April 29, 2015 prompt: In 99 words (no more, no less) write a story that tackles racism. Think about common ground, about the things that rip us apart as humans. How we can recover our identities in a way that honors the identities of all individuals? What breaks the barrier of other-ness? Imagine a better tomorrow that doesn’t need expression in riots or taking sides on social media. As writers, think about genres, characters, tension and twists. We can rebuild.

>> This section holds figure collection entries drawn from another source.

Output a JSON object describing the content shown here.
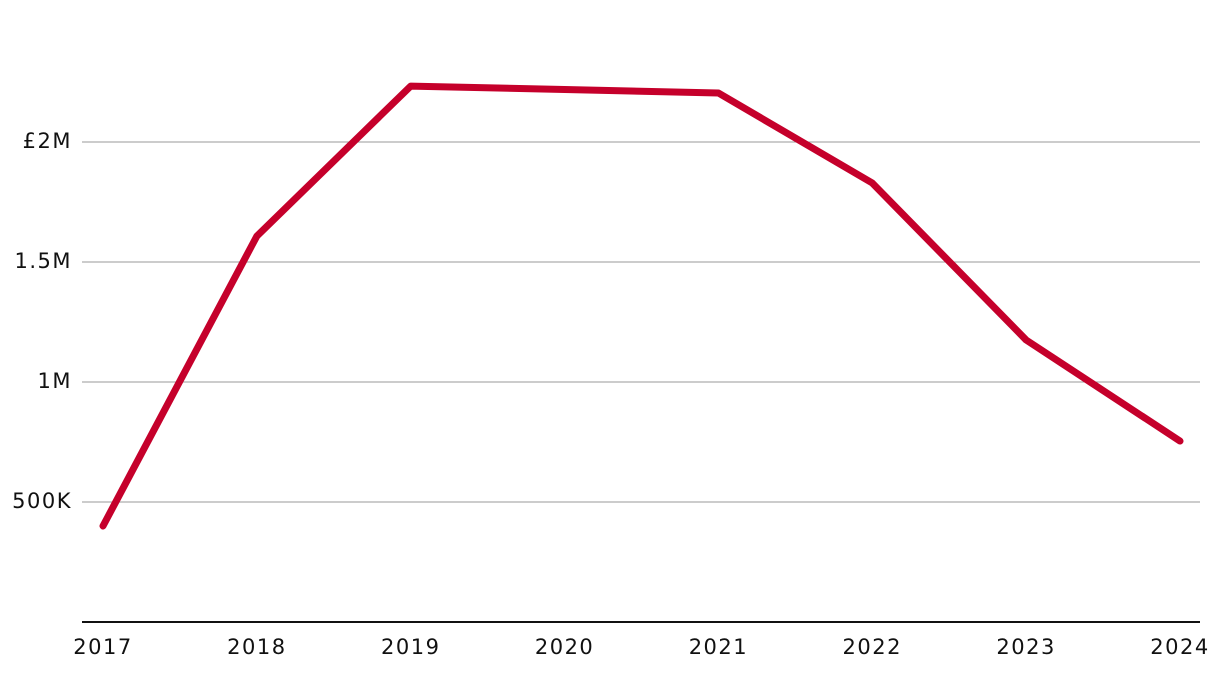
{
  "chart_data": {
    "type": "line",
    "categories": [
      "2017",
      "2018",
      "2019",
      "2020",
      "2021",
      "2022",
      "2023",
      "2024"
    ],
    "series": [
      {
        "color": "#c5002b",
        "values": [
          400000,
          1608000,
          2233000,
          2219000,
          2204000,
          1829000,
          1175000,
          754000
        ]
      }
    ],
    "ylim": [
      0,
      2500000
    ],
    "yticks": [
      {
        "value": 500000,
        "label": "500K"
      },
      {
        "value": 1000000,
        "label": "1M"
      },
      {
        "value": 1500000,
        "label": "1.5M"
      },
      {
        "value": 2000000,
        "label": "£2M"
      }
    ],
    "grid": true
  }
}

As a member of the “dominant culture” in the States, I have had my own moments of reckoning over the years in regards to race. This flash piece (part memoir, part fiction) comes from one of them.

Janisha

Janisha planted herself before my desk. A bulwark, I thought.

“I want to talk to you,” she said.

Her tone conveyed a reprimand, not a request to a supervisor.

“Alright,” I said. “Have a seat.”

She ignored me. I looked uneasily behind her at the only door to my office and the empty hallway beyond.

“You might close the door,” I said, remembering the discrimination complaint she’d filed against another manager. I’d already gotten her play-by-play account of the incident, despite the dean’s warning not to discuss it.

I suppressed a sigh of defeat. Composed my face to its managerial mask. Wondered again what made this woman so bloody commanding: that throaty voice, those tight cornrows framing heavy brow and full purple lips. Her face belonged to some fierce Asian deity guarding a temple.

I cleared my throat. “You know it’s against policy for me to discuss your grievance,” I began.

Her face glistened like a polished stone. Glowering, I thought.

Then in a beat, she threw her head back, let out a full-throttle laugh.

“That’s not why I came in,” she said. And laid a plastic, motorized fan on my desk.

“Just gets so stinking hot back here.”